Hello. My name is Kirsten Boesen and here is a little bit of my story. While growing-up I moved quite a bit, but I consider my hometown to be Bloomington-Normal, IL. Just this past May I graduated from Augustana College, a small liberal arts college in Rock Island, IL. I majored in Anthropology; played on the women’s varsity soccer team all four years; interned at World Relief, working with refugees; interned at Putnam Museum, helping create a new Refugee and Immigrant exhibit; and was part of a volunteer and social based sorority, Sigma Pi Delta.

At Augustana I discovered how much I loved being outdoors when I got involved with the college’s Farm2Fork club and Wesley Acres Produce club which focused on growing vegetables for the cafeteria, supporting the local farmer’s market, and fundraising for an environmentally friendly truck that would be used to transport the vegetables to the cafeteria.

I became a camp counselor at an Adventure Camp in the foothills of the Blue Ridge Mountains in South Carolina. I brought middle school aged kids on 37-mile excursions which included mountain biking, canoeing, and backpacking. Since this summer I have continued to have a drive to work within such context. Summer between sophomore and junior year, I headed up to the Cascades and did trail maintenance, and, of course, loving the experience. And that leads me to where I am now: doing trail maintenance at Klamath National Forest with an SCA crew!

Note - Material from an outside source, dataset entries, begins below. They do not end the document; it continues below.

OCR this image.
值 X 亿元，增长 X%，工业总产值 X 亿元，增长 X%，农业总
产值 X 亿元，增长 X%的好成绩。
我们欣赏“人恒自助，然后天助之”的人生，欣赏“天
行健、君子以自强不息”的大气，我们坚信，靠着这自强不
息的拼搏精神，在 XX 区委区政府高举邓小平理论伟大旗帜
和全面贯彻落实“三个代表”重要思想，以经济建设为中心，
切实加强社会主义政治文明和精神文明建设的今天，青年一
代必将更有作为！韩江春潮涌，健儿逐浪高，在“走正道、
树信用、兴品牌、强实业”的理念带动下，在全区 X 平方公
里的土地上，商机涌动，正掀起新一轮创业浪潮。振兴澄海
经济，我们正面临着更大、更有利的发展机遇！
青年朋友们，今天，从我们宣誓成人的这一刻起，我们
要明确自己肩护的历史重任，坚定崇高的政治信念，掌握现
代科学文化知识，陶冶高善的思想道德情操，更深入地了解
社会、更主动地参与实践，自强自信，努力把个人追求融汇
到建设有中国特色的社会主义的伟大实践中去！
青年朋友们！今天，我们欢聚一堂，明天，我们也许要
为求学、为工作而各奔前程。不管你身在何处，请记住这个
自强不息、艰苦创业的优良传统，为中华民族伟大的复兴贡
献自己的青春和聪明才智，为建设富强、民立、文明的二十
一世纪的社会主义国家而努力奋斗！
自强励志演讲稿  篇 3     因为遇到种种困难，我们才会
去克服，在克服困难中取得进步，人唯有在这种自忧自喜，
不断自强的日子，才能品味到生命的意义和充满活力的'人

Working for the Student Conservation Association is a great experience for me; giving me the opportunity to learn more about what I am passionate about; nature. The SCA is going to help me improve my park ranger skills, help me gain greater knowledge of the outdoors, give me a good foundation for pursuing a combined career in forestry and anthropology, and, for the time being, it will nourish my zest for the outdoors. Over all, I agree with Aldo Leopold in his book, A Sand County Almanac: “A land ethic of course cannot prevent the alteration, management, and us of these ‘resources’, but it does affirm their right to continued existence, and, at least in spots, their continued existence in a natural state,”. I resonate with this idea of land ethic and want to practice and live by it; fighting for the right of nature to have a continued existence in its most natural state.